100 Raccoons – The Weird Side of the Internet – by Liam Sweeny.
Imagine feeding the pigeons, and hundreds of them show up, start climbing on you, pecking at you, tuck bibs into their neck feathers and pull out plastic silverware they found in a fast food parking lot? Yeah, maybe you shouldn’t feed the pigeons. Not the fancy stuff, anyway. Be the dirty secret food that’s in the fridge at 3am. Be the shredded mozzarella of the pigeon world.
But someone should’ve told a woman in the state of Washington to put the Fancy Feast away when she was feeding the raccoons in her backyard. First she did a little but the little wouldn’t do it and… you get it. So she shows up home one day and there’s fifty to a hundred hungry raccoons in her yard, scratching her door, her car, following her everywhere, by which we’re talking the car to the house to the car.

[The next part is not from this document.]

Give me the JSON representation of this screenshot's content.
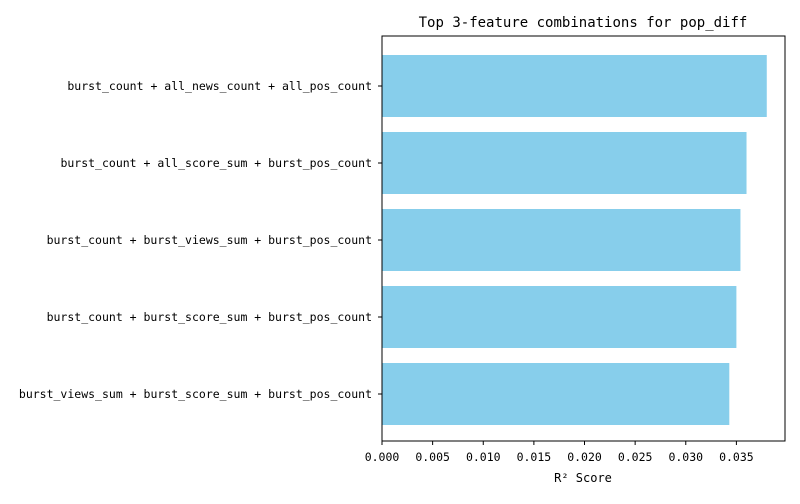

Who the hell feeds raccoons? They’re trash pandas. You want them to eat, leave your garbage can lid ajar and look the other way. They’re not opossums; they have diseases. They can get rabies. And if I say a hundred aggressive raccoons in my yard, I’d get the rabies shots ahead of time.

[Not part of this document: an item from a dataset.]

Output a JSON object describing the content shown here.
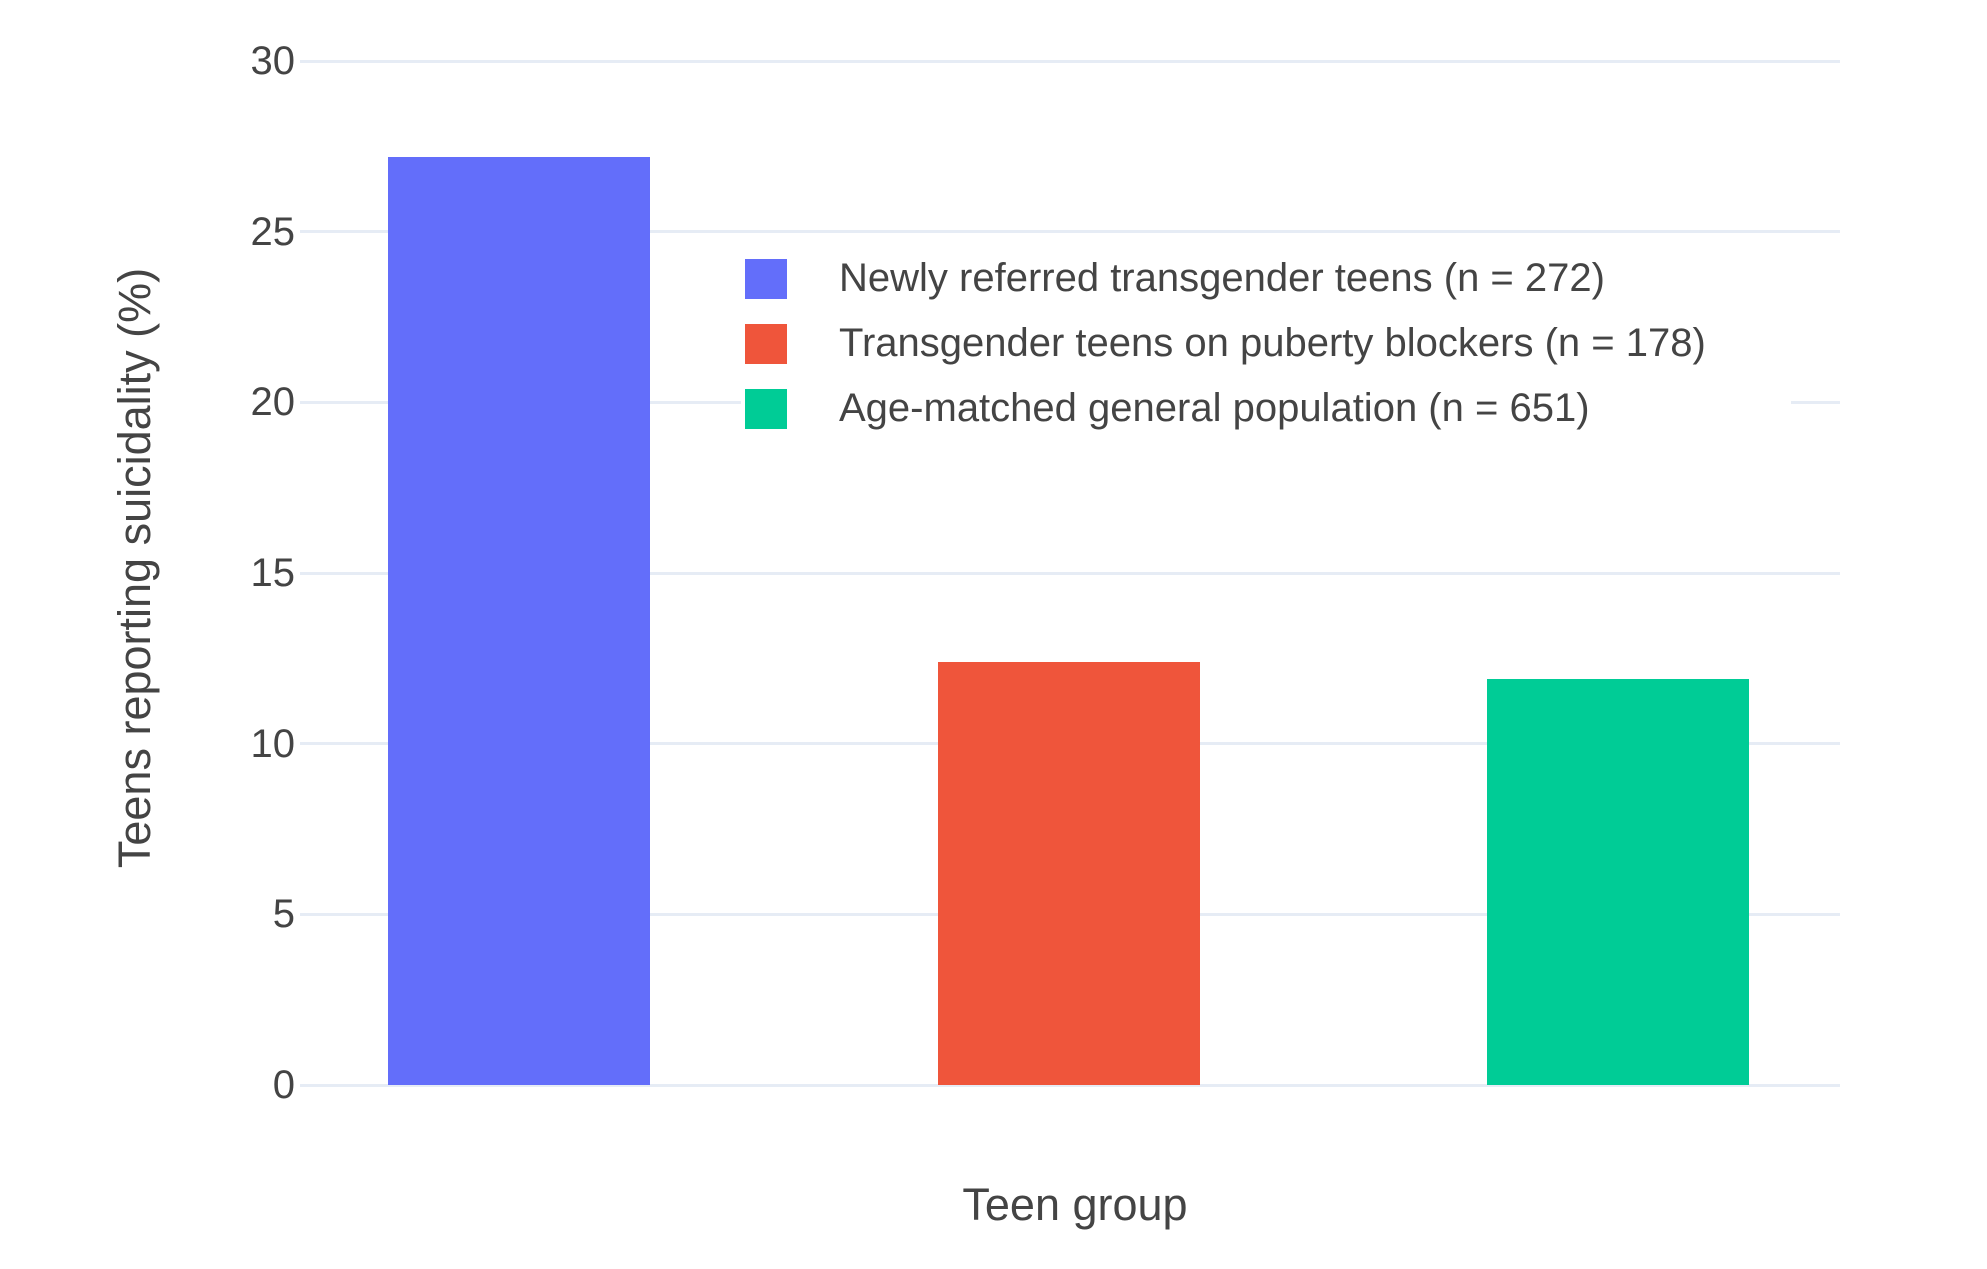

There are laws not to feed bears and mountain lion, but no laws about feeding small wildlife, it being well understood that you don’t feed pests.
Briget Mire, spokesperson for the Washington Department of Fish and Wildlife, wrote, “The raccoons appear to have started dispersing now that they are no longer being fed, and we are glad for a positive outcome to this case.”
Once she stopped feeding them, they went away. This is the body of the article, “Here’s what to do if 100 aggressive raccoons won’t leave you alone!”
I love life hacks. I wonder what they’ll say about petting stray dogs in alleyways?